The absence of SROs means the district must rely either on its internal security force or on calling the general police number for response, without the intermediary influence of the SRO, who used to provide responding officers with important context to prevent escalation.
Is this a sustainable situation? Or does the district need to find some middle ground between having no Denver Police Department presence and addressing the concerns of school leaders, who have a close-up view of the reality on the ground? That’s the needle Marrero will need to thread. No decision will make everyone happy.
Data suggest something needs to happen, and the sooner the better. According to information provided by DPS from a Colorado Open Records Act request, district schools experienced the following between the start of school and the end of September:
- 62 assaults
- 102 student fights
- 11 sexual assaults
- 29 weapons violations
- 8 assaults on staff
- 8 narcotics violations
- 48 marijuana violations
- 65 ‘threats’
- 73 ‘unwanted individuals’ on school grounds
In a virtual meeting with Padres y Jovenes Unidos in late September, Marrero said the security situation alarms him. “We have had major, major incidents that have me a little bit nervous,” Marrero said. “These are well beyond a dispute at the eighth grade or fifth grade level. These are things that make my ears go up, drop what I’m doing and head on over (to a school). When it comes to firearms that are loaded, and students who just engaged in an altercation. It is my number one priority to make sure that there’s nothing that will happen that means we will have to be devastated for years to come.”
In the immediate aftermath of George Floyd’s murder last year, the DPS board voted unanimously to remove resource officers — sworn members of the Denver Police Department — from its schools. Board members said the presence of armed officers in schools was traumatizing for students of color, and particularly Black students, who so often are singled out and treated harshly by cops on the streets.

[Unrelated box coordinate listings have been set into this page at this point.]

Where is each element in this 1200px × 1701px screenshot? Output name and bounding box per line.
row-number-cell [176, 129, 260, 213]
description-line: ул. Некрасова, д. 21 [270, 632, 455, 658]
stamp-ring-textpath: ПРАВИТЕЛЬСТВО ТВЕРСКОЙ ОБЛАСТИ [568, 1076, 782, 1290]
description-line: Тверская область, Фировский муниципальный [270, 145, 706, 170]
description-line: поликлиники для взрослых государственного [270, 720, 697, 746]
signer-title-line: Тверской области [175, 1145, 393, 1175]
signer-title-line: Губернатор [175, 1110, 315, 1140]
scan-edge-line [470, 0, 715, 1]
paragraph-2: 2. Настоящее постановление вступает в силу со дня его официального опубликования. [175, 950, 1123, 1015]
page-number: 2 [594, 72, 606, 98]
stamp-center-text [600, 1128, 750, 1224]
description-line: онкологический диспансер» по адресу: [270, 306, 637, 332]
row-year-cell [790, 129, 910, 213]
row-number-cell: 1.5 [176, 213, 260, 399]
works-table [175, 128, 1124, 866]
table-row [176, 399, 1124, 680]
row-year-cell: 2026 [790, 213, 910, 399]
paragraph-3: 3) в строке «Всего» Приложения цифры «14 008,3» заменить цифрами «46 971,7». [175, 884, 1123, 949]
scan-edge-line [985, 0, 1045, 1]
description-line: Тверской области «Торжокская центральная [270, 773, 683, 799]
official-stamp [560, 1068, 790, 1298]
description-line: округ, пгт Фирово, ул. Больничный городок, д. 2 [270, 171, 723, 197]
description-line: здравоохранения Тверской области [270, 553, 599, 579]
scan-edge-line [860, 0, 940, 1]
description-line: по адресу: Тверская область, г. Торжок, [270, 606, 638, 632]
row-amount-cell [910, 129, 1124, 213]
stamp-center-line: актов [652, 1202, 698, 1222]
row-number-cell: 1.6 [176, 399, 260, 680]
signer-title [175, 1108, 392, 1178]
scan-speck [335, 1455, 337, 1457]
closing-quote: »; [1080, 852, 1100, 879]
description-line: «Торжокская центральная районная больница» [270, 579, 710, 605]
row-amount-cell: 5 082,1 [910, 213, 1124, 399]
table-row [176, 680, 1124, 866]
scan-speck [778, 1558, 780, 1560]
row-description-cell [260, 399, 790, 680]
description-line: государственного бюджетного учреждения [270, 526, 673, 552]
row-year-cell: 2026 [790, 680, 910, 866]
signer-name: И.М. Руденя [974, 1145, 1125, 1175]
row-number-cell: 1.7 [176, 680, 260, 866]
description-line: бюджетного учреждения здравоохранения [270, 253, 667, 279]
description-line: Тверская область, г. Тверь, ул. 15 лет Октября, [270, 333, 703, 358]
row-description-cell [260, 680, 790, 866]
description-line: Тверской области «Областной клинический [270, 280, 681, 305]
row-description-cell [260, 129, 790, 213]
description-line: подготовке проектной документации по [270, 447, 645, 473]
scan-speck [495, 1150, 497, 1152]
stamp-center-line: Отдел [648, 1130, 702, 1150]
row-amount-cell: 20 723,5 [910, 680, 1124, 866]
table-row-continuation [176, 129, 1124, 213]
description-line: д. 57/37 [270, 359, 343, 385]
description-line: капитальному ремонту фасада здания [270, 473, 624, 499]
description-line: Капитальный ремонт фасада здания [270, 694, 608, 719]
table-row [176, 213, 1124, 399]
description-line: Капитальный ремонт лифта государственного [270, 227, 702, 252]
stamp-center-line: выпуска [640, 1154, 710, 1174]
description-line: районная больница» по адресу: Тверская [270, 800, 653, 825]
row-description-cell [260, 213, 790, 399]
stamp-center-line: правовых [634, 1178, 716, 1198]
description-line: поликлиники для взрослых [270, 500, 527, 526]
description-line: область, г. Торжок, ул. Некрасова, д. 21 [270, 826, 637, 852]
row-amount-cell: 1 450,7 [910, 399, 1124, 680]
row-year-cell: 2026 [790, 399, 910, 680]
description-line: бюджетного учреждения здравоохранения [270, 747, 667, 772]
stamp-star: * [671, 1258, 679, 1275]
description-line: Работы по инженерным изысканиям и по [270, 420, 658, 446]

Board members also said, with backing by groups like Padres, that having cops in schools represented the entry point for the notorious school-to-prison pipeline.
From the beginning, however, principals in the schools that hosted officers objected to the decision. They argued that most of the officers were people of color, who had worked in the schools for years and had established strong relationships with students.
They also said that the resource officers understood the dynamics among students in their schools, knew how to defuse situations, and, on the occasions when they needed to call for back-up, got a quick response and were able to give the responding officers context to keep situations from escalating.
At a school board public hearing on the issue on June 11, 2020, North High School Principal Scott Wolf had this to say about the pending removal:
“There is a lot of evidence from our school sites in Denver that have SROs that they are an incredible asset, and eliminating (them) is solutions-focused instead of root cause-focused…I do not think anyone except those of us who work with SROs understand what (they do) on a daily basis and how they serve as peace officers.”
I reached out to several school leaders and they were unwilling to speak on the record about this fraught issue. The exception was Eric Rowe, principal at PREP, a middle and high school serving students that have struggled in more traditional schools. Although many PREP students have been involved with the criminal justice system, PREP has never had an SRO on its campus.
Rowe, who also serves as co-president of the Denver School Leaders Association, the new principals union, said the debate over SROs misses the larger issue that needs addressing.
“I think the idea of what we think of as safety hasn’t really been fleshed out and considered,” Rowe said, emphasizing that he was speaking for himself and not the DSLA. “We haven’t had what I would consider a community-wide conversation about that. Thank God, knock on wood, we haven’t had a shooting in school. But we have had numerous shootings in community. And what no one really wants to talk about is the why.”
Rowe also said the removal of SROs has no bearing on “the violence and the crime that is happening largely among male students in community.”
It’s a fair point. Meanwhile, though, Marrero seems to recognize that something needs to change, and soon — before something awful occurs.